Biogen now has data from twice as many patients, from both clinical trials, and executives used those results to justify seeking approval. But the findings have not been published in a peer-reviewed journal, and experts have plenty of questions about whether aducanumab actually works, and if so, how well.
The company plans to present its analyses at a scientific meeting in December.
If the drug was deemed a failure, why are we talking about it?
Some 5.5 million Americans have Alzheimer’s disease, not including those in the very early stages, and there is no effective treatment. The consequences for patients and caregiving families are devastating.
Biogen officials contend the additional study data showed a slower cognitive decline in the subgroup of patients who got the highest dose.
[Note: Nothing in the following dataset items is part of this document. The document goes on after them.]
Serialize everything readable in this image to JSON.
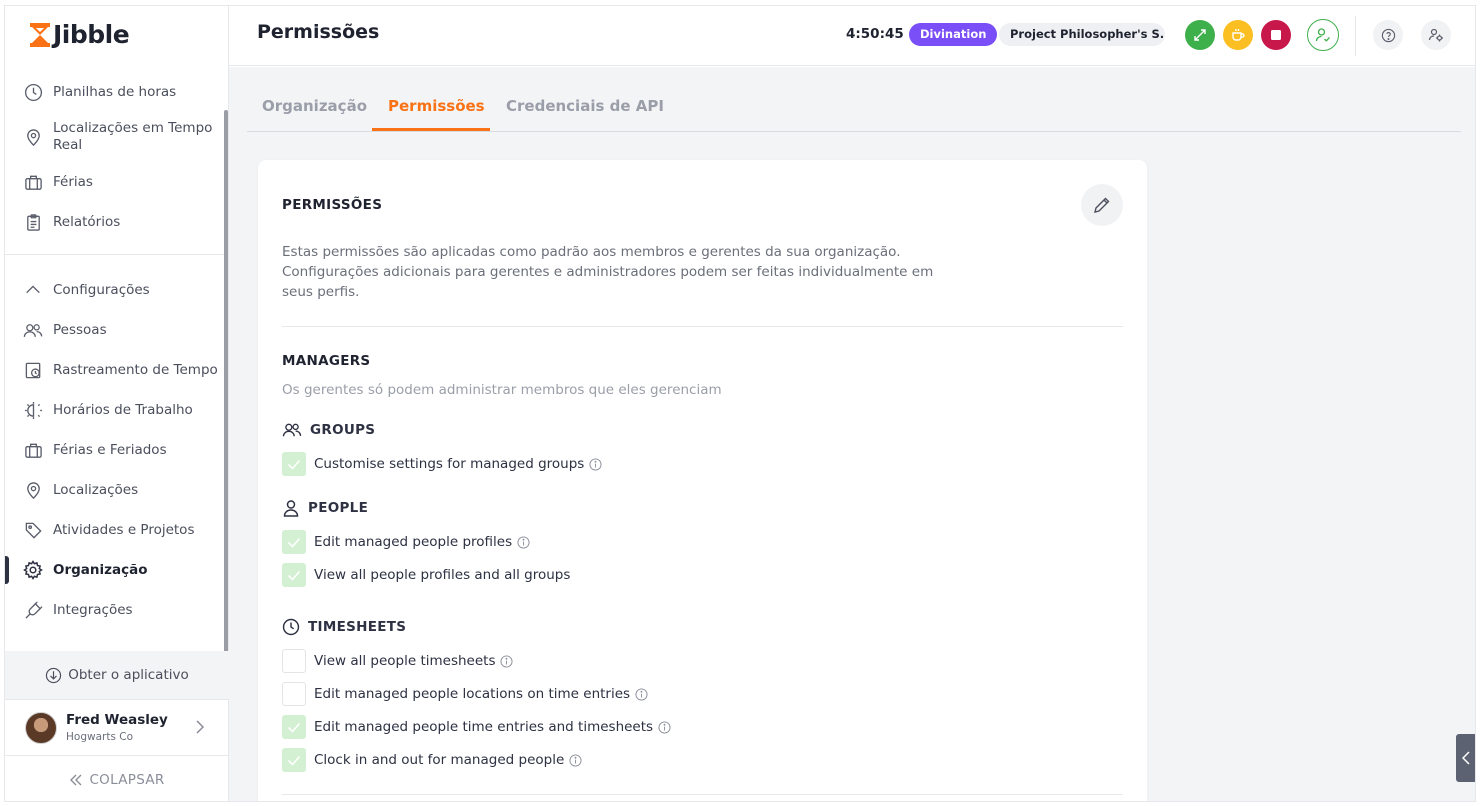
{
  "app": {
    "brand": "Jibble"
  },
  "sidebar": {
    "top_items": [
      {
        "label": "Planilhas de horas",
        "icon": "clock-icon"
      },
      {
        "label": "Localizações em Tempo Real",
        "icon": "map-pin-icon"
      },
      {
        "label": "Férias",
        "icon": "briefcase-icon"
      },
      {
        "label": "Relatórios",
        "icon": "clipboard-icon"
      }
    ],
    "settings_label": "Configurações",
    "settings_items": [
      {
        "label": "Pessoas",
        "icon": "people-icon"
      },
      {
        "label": "Rastreamento de Tempo",
        "icon": "time-tracking-icon"
      },
      {
        "label": "Horários de Trabalho",
        "icon": "work-schedule-icon"
      },
      {
        "label": "Férias e Feriados",
        "icon": "briefcase-icon"
      },
      {
        "label": "Localizações",
        "icon": "map-pin-icon"
      },
      {
        "label": "Atividades e Projetos",
        "icon": "tag-icon"
      },
      {
        "label": "Organização",
        "icon": "gear-icon",
        "active": true
      },
      {
        "label": "Integrações",
        "icon": "plug-icon"
      }
    ],
    "get_app": "Obter o aplicativo",
    "user": {
      "name": "Fred Weasley",
      "org": "Hogwarts Co"
    },
    "collapse": "COLAPSAR"
  },
  "header": {
    "title": "Permissões",
    "timer": "4:50:45",
    "activity": "Divination",
    "project": "Project Philosopher's S...",
    "colors": {
      "activity": "#7a4ff7",
      "green": "#3db04b",
      "yellow": "#fbbf24",
      "red": "#c8174a"
    }
  },
  "tabs": [
    {
      "label": "Organização",
      "active": false
    },
    {
      "label": "Permissões",
      "active": true
    },
    {
      "label": "Credenciais de API",
      "active": false
    }
  ],
  "card": {
    "title": "PERMISSÕES",
    "description_line1": "Estas permissões são aplicadas como padrão aos membros e gerentes da sua organização.",
    "description_line2": "Configurações adicionais para gerentes e administradores podem ser feitas individualmente em seus perfis.",
    "managers": {
      "title": "MANAGERS",
      "subtitle": "Os gerentes só podem administrar membros que eles gerenciam",
      "groups": [
        {
          "title": "GROUPS",
          "icon": "people-icon",
          "items": [
            {
              "label": "Customise settings for managed groups",
              "checked": true,
              "info": true
            }
          ]
        },
        {
          "title": "PEOPLE",
          "icon": "person-icon",
          "items": [
            {
              "label": "Edit managed people profiles",
              "checked": true,
              "info": true
            },
            {
              "label": "View all people profiles and all groups",
              "checked": true,
              "info": false
            }
          ]
        },
        {
          "title": "TIMESHEETS",
          "icon": "clock-icon",
          "items": [
            {
              "label": "View all people timesheets",
              "checked": false,
              "info": true
            },
            {
              "label": "Edit managed people locations on time entries",
              "checked": false,
              "info": true
            },
            {
              "label": "Edit managed people time entries and timesheets",
              "checked": true,
              "info": true
            },
            {
              "label": "Clock in and out for managed people",
              "checked": true,
              "info": true
            }
          ]
        }
      ]
    }
  }
}
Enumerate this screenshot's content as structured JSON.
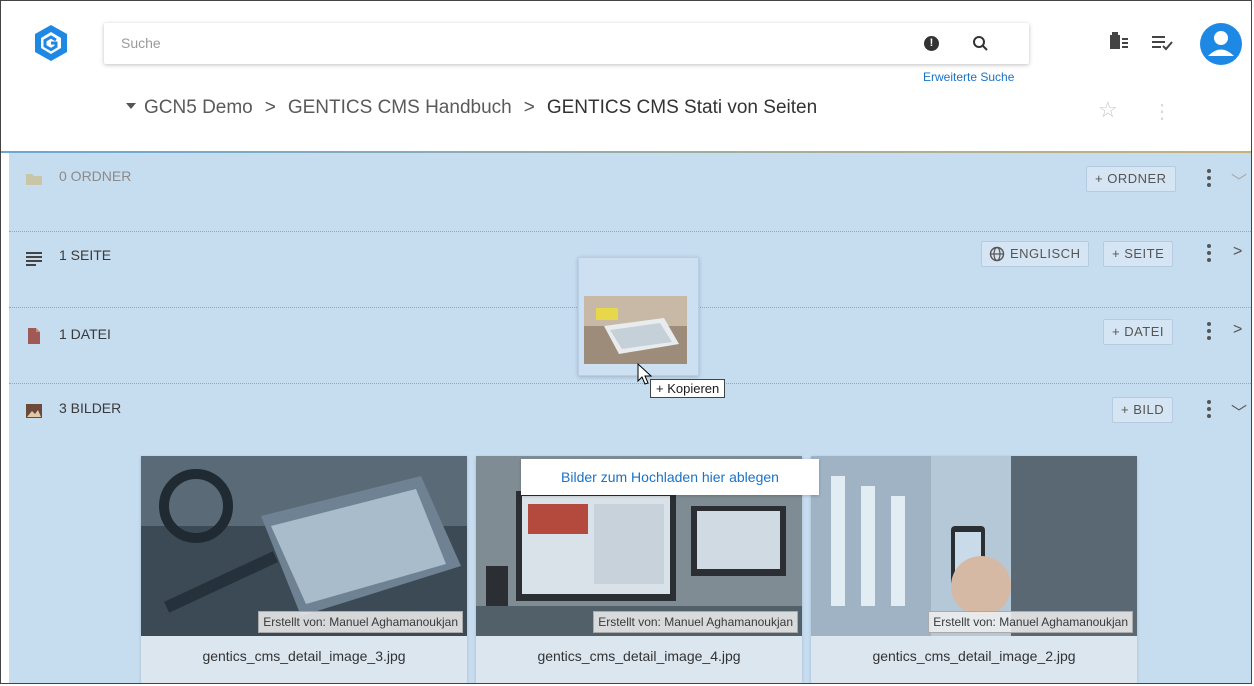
{
  "search": {
    "placeholder": "Suche",
    "advanced_link": "Erweiterte Suche"
  },
  "header_icons": [
    "clipboard-icon",
    "checklist-icon",
    "user-avatar-icon"
  ],
  "breadcrumb": {
    "items": [
      "GCN5 Demo",
      "GENTICS CMS Handbuch",
      "GENTICS CMS Stati von Seiten"
    ]
  },
  "sections": {
    "folders": {
      "label": "0 ORDNER",
      "add_button": "+ ORDNER"
    },
    "pages": {
      "label": "1 SEITE",
      "language_button": "ENGLISCH",
      "add_button": "+ SEITE"
    },
    "files": {
      "label": "1 DATEI",
      "add_button": "+ DATEI"
    },
    "images": {
      "label": "3 BILDER",
      "add_button": "+ BILD"
    }
  },
  "drop_hint": "Bilder zum Hochladen hier ablegen",
  "drag_tooltip": "+ Kopieren",
  "images": [
    {
      "creator": "Erstellt von: Manuel Aghamanoukjan",
      "filename": "gentics_cms_detail_image_3.jpg"
    },
    {
      "creator": "Erstellt von: Manuel Aghamanoukjan",
      "filename": "gentics_cms_detail_image_4.jpg"
    },
    {
      "creator": "Erstellt von: Manuel Aghamanoukjan",
      "filename": "gentics_cms_detail_image_2.jpg"
    }
  ],
  "colors": {
    "accent": "#1e88e5",
    "drop_background": "#c6dcef",
    "link": "#1a73c6"
  }
}
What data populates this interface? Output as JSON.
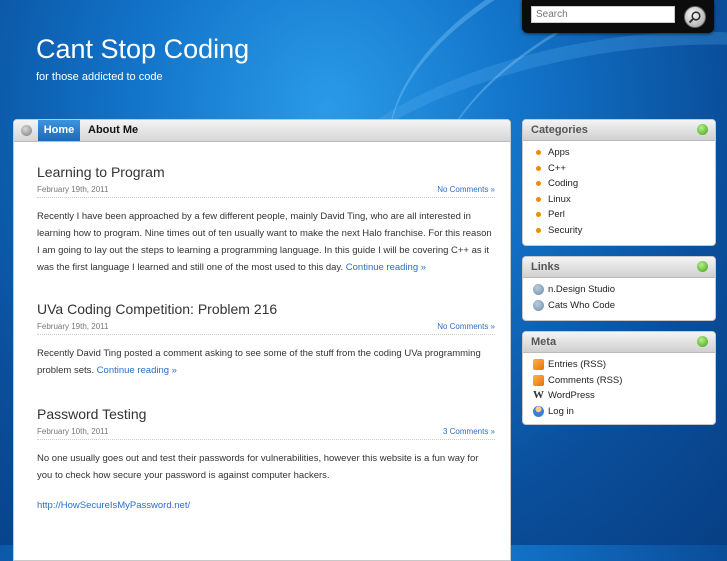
{
  "search": {
    "placeholder": "Search"
  },
  "site": {
    "title": "Cant Stop Coding",
    "tagline": "for those addicted to code"
  },
  "nav": {
    "home": "Home",
    "about": "About Me"
  },
  "posts": [
    {
      "title": "Learning to Program",
      "date": "February 19th, 2011",
      "comments": "No Comments »",
      "body": "Recently I have been approached by a few different people, mainly David Ting, who are all interested in learning how to program. Nine times out of ten usually want to make the next Halo franchise. For this reason I am going to lay out the steps to learning a programming language. In this guide I will be covering C++ as it was the first language I learned and still one of the most used to this day.",
      "more": "Continue reading »"
    },
    {
      "title": "UVa Coding Competition: Problem 216",
      "date": "February 19th, 2011",
      "comments": "No Comments »",
      "body": "Recently David Ting posted a comment asking to see some of the stuff from the coding UVa programming problem sets.",
      "more": "Continue reading »"
    },
    {
      "title": "Password Testing",
      "date": "February 10th, 2011",
      "comments": "3 Comments »",
      "body": "No one usually goes out and test their passwords for vulnerabilities, however this website is a fun way for you to check how secure your password is against computer hackers.",
      "link": "http://HowSecureIsMyPassword.net/"
    }
  ],
  "sidebar": {
    "categories": {
      "title": "Categories",
      "items": [
        "Apps",
        "C++",
        "Coding",
        "Linux",
        "Perl",
        "Security"
      ]
    },
    "links": {
      "title": "Links",
      "items": [
        "n.Design Studio",
        "Cats Who Code"
      ]
    },
    "meta": {
      "title": "Meta",
      "items": [
        "Entries (RSS)",
        "Comments (RSS)",
        "WordPress",
        "Log in"
      ]
    }
  }
}
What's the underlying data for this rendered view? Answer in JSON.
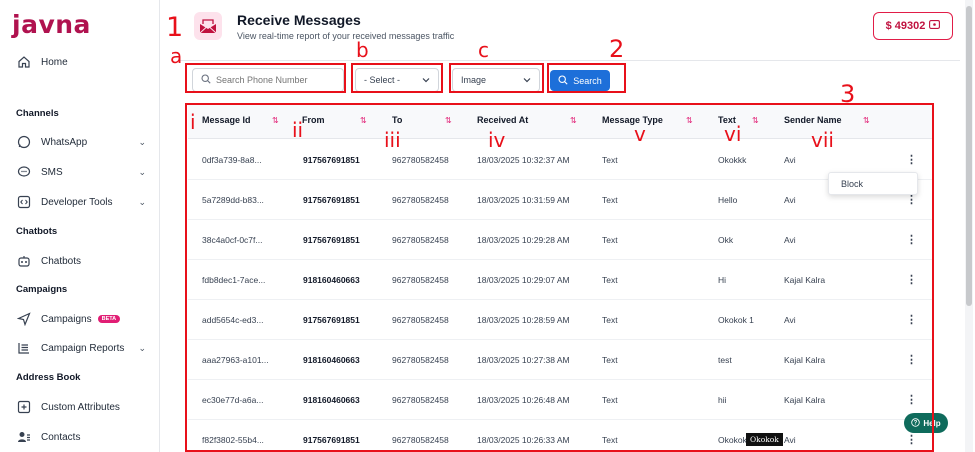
{
  "brand": {
    "logo": "javna"
  },
  "sidebar": {
    "home": "Home",
    "sections": {
      "channels": "Channels",
      "chatbots": "Chatbots",
      "campaigns": "Campaigns",
      "address_book": "Address Book"
    },
    "items": {
      "whatsapp": "WhatsApp",
      "sms": "SMS",
      "developer_tools": "Developer Tools",
      "chatbots": "Chatbots",
      "campaigns": "Campaigns",
      "campaigns_badge": "BETA",
      "campaign_reports": "Campaign Reports",
      "custom_attributes": "Custom Attributes",
      "contacts": "Contacts"
    }
  },
  "header": {
    "title": "Receive Messages",
    "subtitle": "View real-time report of your received messages traffic",
    "balance": "$ 49302"
  },
  "filters": {
    "search_placeholder": "Search Phone Number",
    "select_value": "- Select -",
    "type_value": "Image",
    "search_button": "Search"
  },
  "table": {
    "columns": [
      "Message Id",
      "From",
      "To",
      "Received At",
      "Message Type",
      "Text",
      "Sender Name"
    ],
    "rows": [
      [
        "0df3a739-8a8...",
        "917567691851",
        "962780582458",
        "18/03/2025 10:32:37 AM",
        "Text",
        "Okokkk",
        "Avi"
      ],
      [
        "5a7289dd-b83...",
        "917567691851",
        "962780582458",
        "18/03/2025 10:31:59 AM",
        "Text",
        "Hello",
        "Avi"
      ],
      [
        "38c4a0cf-0c7f...",
        "917567691851",
        "962780582458",
        "18/03/2025 10:29:28 AM",
        "Text",
        "Okk",
        "Avi"
      ],
      [
        "fdb8dec1-7ace...",
        "918160460663",
        "962780582458",
        "18/03/2025 10:29:07 AM",
        "Text",
        "Hi",
        "Kajal Kalra"
      ],
      [
        "add5654c-ed3...",
        "917567691851",
        "962780582458",
        "18/03/2025 10:28:59 AM",
        "Text",
        "Okokok 1",
        "Avi"
      ],
      [
        "aaa27963-a101...",
        "918160460663",
        "962780582458",
        "18/03/2025 10:27:38 AM",
        "Text",
        "test",
        "Kajal Kalra"
      ],
      [
        "ec30e77d-a6a...",
        "918160460663",
        "962780582458",
        "18/03/2025 10:26:48 AM",
        "Text",
        "hii",
        "Kajal Kalra"
      ],
      [
        "f82f3802-55b4...",
        "917567691851",
        "962780582458",
        "18/03/2025 10:26:33 AM",
        "Text",
        "Okokok",
        "Avi"
      ]
    ],
    "row_menu_item": "Block",
    "tooltip": "Okokok"
  },
  "help_button": "Help",
  "annotations": {
    "n1": "1",
    "n2": "2",
    "n3": "3",
    "a": "a",
    "b": "b",
    "c": "c",
    "i": "i",
    "ii": "ii",
    "iii": "iii",
    "iv": "iv",
    "v": "v",
    "vi": "vi",
    "vii": "vii"
  },
  "colors": {
    "brand": "#b0124f",
    "primary": "#1d6fd9",
    "annotation": "#e8101a",
    "help": "#0f6b5c"
  }
}
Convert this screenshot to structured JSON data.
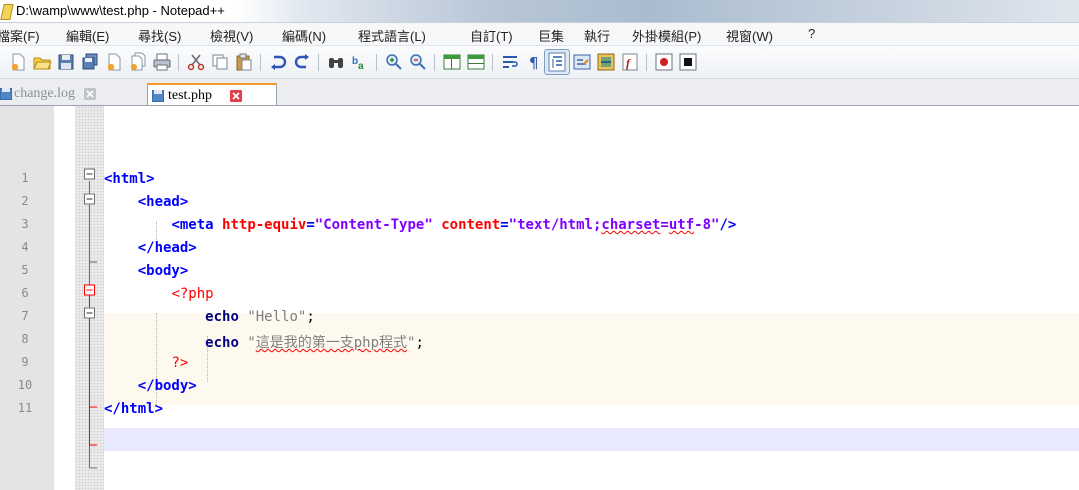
{
  "window": {
    "title": "D:\\wamp\\www\\test.php - Notepad++"
  },
  "menu": [
    "檔案(F)",
    "編輯(E)",
    "尋找(S)",
    "檢視(V)",
    "編碼(N)",
    "程式語言(L)",
    "自訂(T)",
    "巨集",
    "執行",
    "外掛模組(P)",
    "視窗(W)",
    "?"
  ],
  "toolbar": {
    "buttons": [
      "new-file",
      "open-file",
      "save",
      "save-all",
      "close",
      "close-all",
      "print",
      "cut",
      "copy",
      "paste",
      "undo",
      "redo",
      "find",
      "replace",
      "zoom-in",
      "zoom-out",
      "sync-vertical-scroll",
      "sync-horizontal-scroll",
      "word-wrap",
      "show-all-characters",
      "indent-guide",
      "user-defined-language",
      "document-map",
      "function-list",
      "record-macro",
      "stop-recording"
    ],
    "active_button": "indent-guide"
  },
  "tabs": [
    {
      "label": "change.log",
      "active": false
    },
    {
      "label": "test.php",
      "active": true
    }
  ],
  "editor": {
    "current_line": 10,
    "lines": [
      {
        "n": "1",
        "text": "<html>"
      },
      {
        "n": "2",
        "text": "    <head>"
      },
      {
        "n": "3",
        "text": "        <meta http-equiv=\"Content-Type\" content=\"text/html;charset=utf-8\"/>"
      },
      {
        "n": "4",
        "text": "    </head>"
      },
      {
        "n": "5",
        "text": "    <body>"
      },
      {
        "n": "6",
        "text": "        <?php"
      },
      {
        "n": "7",
        "text": "            echo \"Hello\";"
      },
      {
        "n": "8",
        "text": "            echo \"這是我的第一支php程式\";"
      },
      {
        "n": "9",
        "text": "        ?>"
      },
      {
        "n": "10",
        "text": "    </body>"
      },
      {
        "n": "11",
        "text": "</html>"
      }
    ]
  },
  "colors": {
    "html_tag": "#0000ff",
    "html_attribute": "#ff0000",
    "html_attr_value": "#8000ff",
    "php_delimiter": "#ff0000",
    "php_keyword": "#000080",
    "php_string": "#808080",
    "php_block_background": "#fef9ef",
    "current_line_background": "#e8e8ff",
    "active_tab_accent": "#f59a2b"
  }
}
That finding, plus the somewhat positive results from the other study, may be enough to convince the F. D.A. that the drug works.
Biogen met with agency officials on Monday, and they told the company that it was “reasonable to file” for approval, Mr. Vounatsos said.
An F.D.A. spokesman said the agency does not comment on investigational drugs or on drug approval applications.
Why the hesitation?
First, Biogen has provided only a summary of its data and analyses. When Alzheimer’s specialists see the details in December — better yet, when there is a peer-reviewed published paper — they may not be convinced the drug has meaningful benefits.
Second, the new analysis of patients receiving high doses is a risky one. In a so-called subgroup analysis, it is too easy to slice the data to justify a conclusion — that’s why large randomized trials with defined end points are so valuable. Ordinarily, a subgroup analysis is considered a way to generate a hypothesis, not a way to test whether it is true.
Dr. Ronald Petersen, an Alzheimer’s researcher at the Mayo Clinic who consults for Biogen, pointed out that the company had not yet convinced the F.D.A. of the drug’s efficacy.
“They are just allowed to file — no guarantees on approval,” he said. “But it gives the drug a chance.”
What if aducanumab actually works?
If it succeeds, the drug would be a triumph, “the dawn of a new era,” said Dr. Michael Weiner, an Alzheimer’s researcher at the University of California, San Francisco.
Still, “this is not a cure,” he added. “It is a slowing of decline. The practical impact on patients remains to be seen.”
An approval would mean a windfall for Biogen. If aducanumab were approved, it could bring in $10 billion or more in annual sales, according to Guggenheim Securities.
But with so little data released by the company, researchers are cautious. “Looks very encouraging, but I would need to see more details,” said Dr. Murali Doraiswamy, an Alzheimer’s expert at Duke University.